The sweet gum tree's star-shaped leaves turn a mix of colors in the fall, making it a favorite for New York landscape designer Jan Johnsen. Sometimes the same tree can have red, purple, yellow and orange leaves, at the same time.
Don't forget about hidden nooks, such as this spot with a mossy garden gnome. For choosing materials, medium-textured mulch is best because fine particles will pack down and retain moisture, which evaporates before reaching plant roots, according to The Morton Arboretum in Illinois.
The recommended mulch depth is 3-4 inches for medium to coarse textured materials, says experts with The Morton Arboretum. Spread mulch under trees, shrubs and throughout planting beds, as seen at this home, handcrafted by OakBridge Timber Framing, on a 5-acre lot on the shores of Lake Erie, Ohio.
Think about tree safety. "My magnolia in the front of the house has been pruned up, so I put a mulch island under it," says Josh Fuder, agriculture and natural resources agent for UGA Extension - Cherokee County. He suggests getting the mulch island as close to the drip line as possible. This example does not go all the way out to the drip line, but with a diameter of 21 inches, it is a little more in proportion with the size of the tree.
A long-lasting organic mulch option is pine bark or shredded bark, according to experts at The Morton Arboretum in Illinois. You can purchase bags of small or large chips. Other types of organic mulch are grass clippings, as well as animal manure (mixed with a coarse-textured material). Composted leaf litter will work, but it may increase weeds if not thoroughly composted.
Too much mulch can be harmful. The Morton Arboretum says that excessive mulch mounded around the base of a tree can cause decay of the vital tissue at the root collar. When decay occurs, serious disease organisms may more readily enter the plant. Mulch is correctly applied around this tree.
Pull mulch away from the bases of tree, creating a donut-hole affect, advises The Morton Arboretum in Illinois. The mulched area should extend to the drip line of the tree branches, or at least cover a 4-5 foot diameter area around the trunk.
Mulching can be a big task in the fall, if you have multiple garden beds. Here's a tip from The Morton Arboretum in Illinois: Organic mulch should be composted or otherwise treated before use. The step kills insects, weed seeds and disease microorganisms. The texture of composted mulch generally is more uniform, creating better curb appeal.
Here's a general rule for when to mulch a yard: Wait until after a hard frost in the fall to apply winter mulch. You don't want to apply it too early in the fall because mulch can delay the soil freezing process by retaining heat in the soil, according to experts with The Morton Arboretum in Illinois.
When mulch is placed right next to the tree base, you can see the ill effects of the mulch on the trunk, says Josh Fuder, agriculture and natural resources agent for UGA Extension - Cherokee County. Too much moisture will gather around the base and the bark can decay.
For a cheap and possibly free source of mulch material, ask local tree service for wood chips, says Josh Fuder, agriculture and natural resources agent for UGA Extension-Cherokee County. If chips are not composted, The Morton Arboretum in Illinois suggests applying a nitrogen fertilizer at a rate of a half pound per 100 square feet of chips.
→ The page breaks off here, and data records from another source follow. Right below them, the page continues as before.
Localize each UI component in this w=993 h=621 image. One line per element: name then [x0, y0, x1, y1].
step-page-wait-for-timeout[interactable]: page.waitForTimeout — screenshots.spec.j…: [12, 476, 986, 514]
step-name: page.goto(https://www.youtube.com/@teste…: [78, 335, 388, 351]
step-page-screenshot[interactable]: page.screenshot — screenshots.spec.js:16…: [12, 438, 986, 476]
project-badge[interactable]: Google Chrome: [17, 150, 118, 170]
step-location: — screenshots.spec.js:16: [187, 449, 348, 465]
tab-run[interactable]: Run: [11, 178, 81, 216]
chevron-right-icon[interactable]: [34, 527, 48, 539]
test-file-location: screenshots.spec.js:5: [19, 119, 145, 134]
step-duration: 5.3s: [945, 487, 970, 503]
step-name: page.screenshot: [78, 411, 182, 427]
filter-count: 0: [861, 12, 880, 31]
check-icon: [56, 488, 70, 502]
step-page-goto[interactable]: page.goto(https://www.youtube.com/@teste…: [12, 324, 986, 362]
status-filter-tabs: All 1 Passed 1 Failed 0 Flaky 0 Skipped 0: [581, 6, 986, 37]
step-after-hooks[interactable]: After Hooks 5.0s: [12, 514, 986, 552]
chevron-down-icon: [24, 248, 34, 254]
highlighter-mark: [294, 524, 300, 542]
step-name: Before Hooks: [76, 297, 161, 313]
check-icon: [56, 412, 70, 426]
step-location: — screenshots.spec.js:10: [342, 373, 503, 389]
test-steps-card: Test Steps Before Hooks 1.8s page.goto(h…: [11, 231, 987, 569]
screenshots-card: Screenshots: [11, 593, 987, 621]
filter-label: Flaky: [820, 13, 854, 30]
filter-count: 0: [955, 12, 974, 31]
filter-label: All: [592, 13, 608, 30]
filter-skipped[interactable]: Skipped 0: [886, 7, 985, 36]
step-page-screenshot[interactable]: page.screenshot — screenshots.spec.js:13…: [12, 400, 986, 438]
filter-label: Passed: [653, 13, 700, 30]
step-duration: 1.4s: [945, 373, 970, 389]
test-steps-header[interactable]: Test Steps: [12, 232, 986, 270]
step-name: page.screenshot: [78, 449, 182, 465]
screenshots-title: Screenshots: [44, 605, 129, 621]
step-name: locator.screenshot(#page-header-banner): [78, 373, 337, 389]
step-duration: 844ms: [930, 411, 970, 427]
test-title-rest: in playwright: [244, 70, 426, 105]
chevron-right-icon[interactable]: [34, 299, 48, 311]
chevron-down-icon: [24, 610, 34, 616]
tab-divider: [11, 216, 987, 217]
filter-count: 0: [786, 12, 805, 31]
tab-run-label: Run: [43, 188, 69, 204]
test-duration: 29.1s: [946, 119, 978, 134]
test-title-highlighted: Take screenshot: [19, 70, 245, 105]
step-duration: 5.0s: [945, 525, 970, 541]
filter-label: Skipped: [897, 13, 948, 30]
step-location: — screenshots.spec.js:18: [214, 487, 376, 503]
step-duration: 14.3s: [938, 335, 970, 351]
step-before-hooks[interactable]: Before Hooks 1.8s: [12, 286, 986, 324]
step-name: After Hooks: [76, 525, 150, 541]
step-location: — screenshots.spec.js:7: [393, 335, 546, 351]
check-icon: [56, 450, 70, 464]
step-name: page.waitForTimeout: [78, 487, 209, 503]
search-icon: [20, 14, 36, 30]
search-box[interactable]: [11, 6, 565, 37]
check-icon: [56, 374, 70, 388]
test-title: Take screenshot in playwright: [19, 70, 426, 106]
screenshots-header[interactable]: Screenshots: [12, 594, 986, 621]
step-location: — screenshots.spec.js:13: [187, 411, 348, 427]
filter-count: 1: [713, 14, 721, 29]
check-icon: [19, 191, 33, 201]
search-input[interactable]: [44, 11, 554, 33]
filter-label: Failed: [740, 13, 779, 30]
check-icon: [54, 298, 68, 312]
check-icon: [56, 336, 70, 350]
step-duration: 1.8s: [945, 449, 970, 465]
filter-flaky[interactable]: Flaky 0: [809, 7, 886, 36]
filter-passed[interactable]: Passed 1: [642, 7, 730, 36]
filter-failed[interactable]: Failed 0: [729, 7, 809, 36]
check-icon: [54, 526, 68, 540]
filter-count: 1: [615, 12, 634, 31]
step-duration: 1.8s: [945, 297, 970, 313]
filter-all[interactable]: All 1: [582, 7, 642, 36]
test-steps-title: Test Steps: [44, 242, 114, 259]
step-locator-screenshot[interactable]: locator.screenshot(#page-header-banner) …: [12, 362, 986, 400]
Landscape glass is a type of recycled glass that’s bright and colorful. It’s a permanent mulch that doesn’t break down. Install glass mulch over high quality (commercial grade) landscape fabric so it doesn’t sink into soil. The glass is tumbled to remove sharp edges, but it does pose a threat to soft-bodied critters like slugs. Glass mulch is popular in xeriscape garden designs.
This beautiful home features a tasteful and timeless design. Black roof shingles add texture to the gray siding. A small stone stairway leads through the neatly mulched garden from the the sidewalk to the driveway.
Arranging plants tightly not only creates a full design, it also helps to shade soil. Plants that grow shoulder to shoulder act like living mulch, helping to suppress weeds and slow water evaporation from soil.
This 1600-square-foot home in East Austin, TX combines gray wood siding with a medium brown stained wood to create a contemporary exterior. A blend of natural stone and mulch provide groundcover, while long horizontal windows show off a sneak peek of the home's interior design.
A paver pathway leads out into the backyard to a sitting area that looks back over a reflective pond. Along the way a sunken fireside patio is separated from the pathway using natural stone steps. Mulched garden areas surround the patio sections giving natural life and color to the design.
A paver patio section is surrounded with boulders and bright plant life for a gorgeous mix of texture to naturally decorate the space. A stone fire pit is surrounded by brown adirondack chairs on the paver patio. A fountain blends into the mulched area creating a subtle extra in the design.